Examples of brilliant design are like the proverbial hen’s teeth and result
from a process as challenging as in any other creative discipline, says
WPP’s worldwide creative director John O’Keeffe. Here's a selection of eye-catching recent work from Group companies
Designed to impress
One of the major attractions for me, a long time dyed in the wool adman, in joining WPP, was the chance to meet and work with many of the world's leading designers. Over the years I had seen - and of course been jealous of (a creative's prerogative) - much of the output of, for example, Rodney Fitch and Lambie-Nairn. I sometimes wondered whether I had taken the wrong career path, whether it was more fun and perhaps less complex in design than in my own discipline.
Something I was often told, in that previous life, was that design and designers often got to higher tables with clients, than their advertising colleagues.

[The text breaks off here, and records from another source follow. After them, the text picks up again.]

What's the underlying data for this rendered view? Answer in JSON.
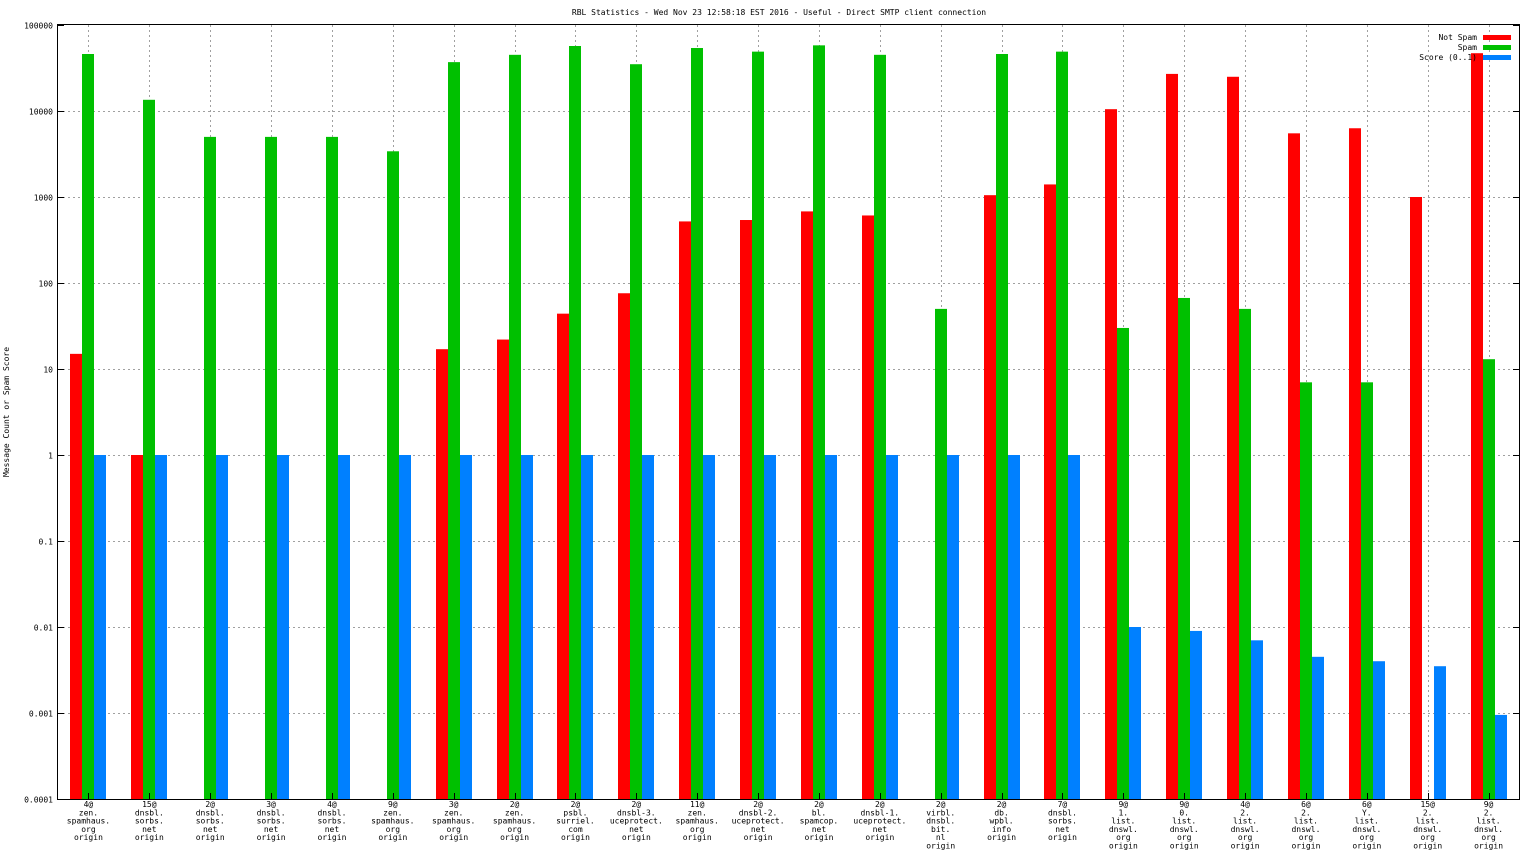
{
  "chart_data": {
    "type": "bar",
    "title": "RBL Statistics - Wed Nov 23 12:58:18 EST 2016 - Useful - Direct SMTP client connection",
    "ylabel": "Message Count or Spam Score",
    "xlabel": "",
    "yscale": "log",
    "ylim": [
      0.0001,
      100000
    ],
    "grid": true,
    "legend_position": "top-right",
    "yticks": [
      "0.0001",
      "0.001",
      "0.01",
      "0.1",
      "1",
      "10",
      "100",
      "1000",
      "10000",
      "100000"
    ],
    "categories": [
      [
        "4@",
        "zen.",
        "spamhaus.",
        "org",
        "origin"
      ],
      [
        "15@",
        "dnsbl.",
        "sorbs.",
        "net",
        "origin"
      ],
      [
        "2@",
        "dnsbl.",
        "sorbs.",
        "net",
        "origin"
      ],
      [
        "3@",
        "dnsbl.",
        "sorbs.",
        "net",
        "origin"
      ],
      [
        "4@",
        "dnsbl.",
        "sorbs.",
        "net",
        "origin"
      ],
      [
        "9@",
        "zen.",
        "spamhaus.",
        "org",
        "origin"
      ],
      [
        "3@",
        "zen.",
        "spamhaus.",
        "org",
        "origin"
      ],
      [
        "2@",
        "zen.",
        "spamhaus.",
        "org",
        "origin"
      ],
      [
        "2@",
        "psbl.",
        "surriel.",
        "com",
        "origin"
      ],
      [
        "2@",
        "dnsbl-3.",
        "uceprotect.",
        "net",
        "origin"
      ],
      [
        "11@",
        "zen.",
        "spamhaus.",
        "org",
        "origin"
      ],
      [
        "2@",
        "dnsbl-2.",
        "uceprotect.",
        "net",
        "origin"
      ],
      [
        "2@",
        "bl.",
        "spamcop.",
        "net",
        "origin"
      ],
      [
        "2@",
        "dnsbl-1.",
        "uceprotect.",
        "net",
        "origin"
      ],
      [
        "2@",
        "virbl.",
        "dnsbl.",
        "bit.",
        "nl",
        "origin"
      ],
      [
        "2@",
        "db.",
        "wpbl.",
        "info",
        "origin"
      ],
      [
        "7@",
        "dnsbl.",
        "sorbs.",
        "net",
        "origin"
      ],
      [
        "9@",
        "1.",
        "list.",
        "dnswl.",
        "org",
        "origin"
      ],
      [
        "9@",
        "0.",
        "list.",
        "dnswl.",
        "org",
        "origin"
      ],
      [
        "4@",
        "2.",
        "list.",
        "dnswl.",
        "org",
        "origin"
      ],
      [
        "6@",
        "2.",
        "list.",
        "dnswl.",
        "org",
        "origin"
      ],
      [
        "6@",
        "Y.",
        "list.",
        "dnswl.",
        "org",
        "origin"
      ],
      [
        "15@",
        "2.",
        "list.",
        "dnswl.",
        "org",
        "origin"
      ],
      [
        "9@",
        "2.",
        "list.",
        "dnswl.",
        "org",
        "origin"
      ]
    ],
    "series": [
      {
        "name": "Not Spam",
        "color": "#ff0000",
        "values": [
          15,
          1,
          null,
          null,
          null,
          null,
          17,
          22,
          44,
          76,
          520,
          540,
          680,
          610,
          null,
          1050,
          1400,
          10500,
          27000,
          25000,
          5500,
          6300,
          1000,
          47000
        ]
      },
      {
        "name": "Spam",
        "color": "#00c000",
        "values": [
          46000,
          13500,
          5000,
          5000,
          5000,
          3400,
          37000,
          45000,
          57000,
          35000,
          54000,
          49000,
          58000,
          45000,
          50,
          46000,
          49000,
          30,
          67,
          50,
          7,
          7,
          null,
          13
        ]
      },
      {
        "name": "Score (0..1)",
        "color": "#0080ff",
        "values": [
          1,
          1,
          1,
          1,
          1,
          1,
          1,
          1,
          1,
          1,
          1,
          1,
          1,
          1,
          1,
          1,
          1,
          0.01,
          0.009,
          0.007,
          0.0045,
          0.004,
          0.0035,
          0.00095
        ]
      }
    ]
  }
}
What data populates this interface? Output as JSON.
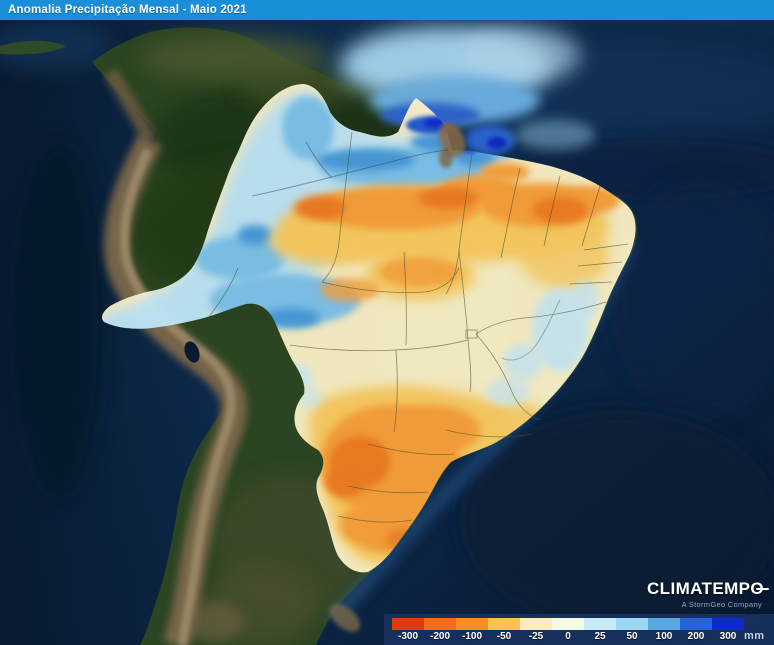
{
  "header": {
    "title": "Anomalia Precipitação Mensal - Maio 2021",
    "bg_color": "#1a8fd9",
    "text_color": "#ffffff"
  },
  "legend": {
    "unit": "mm",
    "stops": [
      {
        "label": "-300",
        "color": "#e03a10"
      },
      {
        "label": "-200",
        "color": "#f26e1a"
      },
      {
        "label": "-100",
        "color": "#f78e22"
      },
      {
        "label": "-50",
        "color": "#fbc14f"
      },
      {
        "label": "-25",
        "color": "#fcecbe"
      },
      {
        "label": "0",
        "color": "#f2f9e4"
      },
      {
        "label": "25",
        "color": "#c7ebf5"
      },
      {
        "label": "50",
        "color": "#9bd7f0"
      },
      {
        "label": "100",
        "color": "#57a7e0"
      },
      {
        "label": "200",
        "color": "#2362d8"
      },
      {
        "label": "300",
        "color": "#0b2cc8"
      }
    ]
  },
  "branding": {
    "name_main": "CLIMATEMP",
    "name_o": "O",
    "tagline": "A StormGeo Company"
  }
}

Thus, some would have you believe, designers had it easy, and got to make all those beautiful things: a new identity; a wonderful experiential retail presence; or a whole host of other amazing things, with less of the compromise and general grief (on both sides) that sometimes attends advertising for example.
Well, I have now had those meetings with our top designers. Craig Branigan, chairman and CEO of WPP's B to D Group, invited me to their CEOs meeting, where I was put straight on a number of issues.
They have to work just as hard as anyone else to win business. They have to find the insights, do the research, persuade the clients, and all the other things necessary before you can start to create something worthwhile.
But what one is left with is, as ever, the work. And what work it is. D&AD Black Pencils (or hen's teeth as they're sometimes known), and Cannes Golds don't lie. Three pages in
The WIRE can't begin to do it justice. I'd recommend anyone to look at our design companies websites, just to recharge your creative batteries.
I was told that, as a percentage of WPP revenue, design is not as big as certain other disciplines. All I would say is that, as a percentage of WPP's creative reputation, it is the equal of anything else we do, and WPP is rightly incredibly proud of every one of its design businesses.